Claudia FitzHerbert

Cuckoo in the nest

Caradoc King, the well-known literary agent, was adopted in 1948 as a baby into a family of three girls, shortly joined by a fourth, presided over by a difficult, unhappy mother and her feebly adoring husband.

issue 09 April 2011

Caradoc King, the well-known literary agent, was adopted in 1948 as a baby into a family of three girls, shortly joined by a fourth, presided over by a difficult, unhappy mother and her feebly adoring husband. He grew up unaware of the adoption and has never discovered its motive. His adoptive mother, Jill, the moving spirit behind every family decision, may have simply longed for a boy. If so, she was singularly ill-prepared for standard boyish delinquencies. Young Carodoc liked playing with matches, embroidering the truth, and inspecting — in a spirit of scientific enquiry — the private parts of his younger sister. This memoir describes King’s upbringing in a spacious but sparsely furnished 18th-century house in the Essex marshes, where money was tight and discipline tighter.

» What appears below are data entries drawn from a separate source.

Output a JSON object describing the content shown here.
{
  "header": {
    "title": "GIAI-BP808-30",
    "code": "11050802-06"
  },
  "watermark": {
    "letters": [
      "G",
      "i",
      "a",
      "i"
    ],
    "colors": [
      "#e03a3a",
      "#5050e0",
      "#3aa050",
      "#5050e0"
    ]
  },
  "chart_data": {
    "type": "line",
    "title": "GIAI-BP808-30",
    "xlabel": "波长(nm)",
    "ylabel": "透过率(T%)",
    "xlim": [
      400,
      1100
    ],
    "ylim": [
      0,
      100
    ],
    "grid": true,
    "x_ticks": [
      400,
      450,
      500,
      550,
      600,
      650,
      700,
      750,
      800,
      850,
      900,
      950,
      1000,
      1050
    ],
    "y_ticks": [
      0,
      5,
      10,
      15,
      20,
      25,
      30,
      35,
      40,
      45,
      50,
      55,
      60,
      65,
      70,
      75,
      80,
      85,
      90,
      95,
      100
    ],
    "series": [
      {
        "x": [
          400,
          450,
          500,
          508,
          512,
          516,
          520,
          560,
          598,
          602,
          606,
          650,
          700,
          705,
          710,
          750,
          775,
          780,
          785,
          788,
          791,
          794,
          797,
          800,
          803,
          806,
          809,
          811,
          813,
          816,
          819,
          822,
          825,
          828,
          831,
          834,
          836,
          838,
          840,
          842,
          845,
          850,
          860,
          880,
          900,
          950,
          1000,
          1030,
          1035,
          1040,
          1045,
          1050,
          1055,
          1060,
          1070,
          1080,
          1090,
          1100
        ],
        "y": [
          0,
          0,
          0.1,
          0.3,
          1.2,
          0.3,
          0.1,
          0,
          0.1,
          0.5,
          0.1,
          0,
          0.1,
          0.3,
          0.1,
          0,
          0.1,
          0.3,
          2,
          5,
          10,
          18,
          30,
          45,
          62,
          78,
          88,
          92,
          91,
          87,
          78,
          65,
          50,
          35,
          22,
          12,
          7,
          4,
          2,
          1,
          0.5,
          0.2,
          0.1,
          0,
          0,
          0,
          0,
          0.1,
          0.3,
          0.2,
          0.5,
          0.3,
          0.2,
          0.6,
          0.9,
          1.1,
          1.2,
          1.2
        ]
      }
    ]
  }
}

Some of the harshness may have been generic to the period. The penalty for King’s fondness for matches was to have his hand pressed onto the scorching metal of the stove chimney. We are never told if his sisters were treated as strictly. The character of Jill is presented as a mystery, yet it resonates through an accumulation of incidental detail, such as her mildly demented injunction that the children were not to smile in photographs because it might seem like showing off.

Carodoc went to primary school in Colchester with ‘I am a liar’ embroidered on his sweat shirt, before being dispatched, aged six, to a tiny prep school in Suffolk run by two brothers and a sister as in a novel by Ivy Compton Burnett. The lies continued — he claimed in a geography class that he had just returned from a holiday at the Taj Mahal (this was in the mid-1950s). But the enlightened sounding regime at Nowton Court — staffed almost entirely by demobbed officers — found a way of going with his mendacious flow, and taming it. Unfortunately the difficult birth of another son propels Jill into the arms of the Catholic church and Caradoc is removed from Nowton House. By then a pattern has been set; King makes up for the awkwardness and inadequacy of his relations with his parents by latching onto the kindness of teachers. He continues to be naughty, but never wants for champions as one school follows another.

This book may look like a misery memoir but it doesn’t read like one. The energy of its problem child protagonist is directed at turning knocks to his own advantage rather than proving his victim status. His disposition is generous, unselfpitying and sanguine. The headmaster at Nowton Court beats him till he bleeds, then puts his arms around him, and later invites him back to the school to make not exactly a pass, but a gentle stab at something not unrelated. He is clearly not the sort of chap to thrive in the current educational climate, but just as clearly a benign factor in the life of Caradoc King. So is Father Roger, the Jesuit headmaster of Belmont Abbey, who treated his young favourite to wine-soaked tutorials and pulled strings at Oxford when he muffed his exams.

It was Father Roger, delegated to the task by Jill, who finally told him, aged 16, about the adoption. King’s overwhelming reaction was relief. Though he exchanged pious letters with his ‘parents’ saying the fact of the adoption made no difference to either side, ‘in 15 months they would each write separate letters saying the opposite’. King was cast out of the family into which he had never fitted, and taken in by Jill’s sister until he left for university.

Decades later King tracks down his birth mother in time to meet her before she dies. Better not give the ending away — suffice it to say that Problem Child is a refreshing celebration of sinners over saints.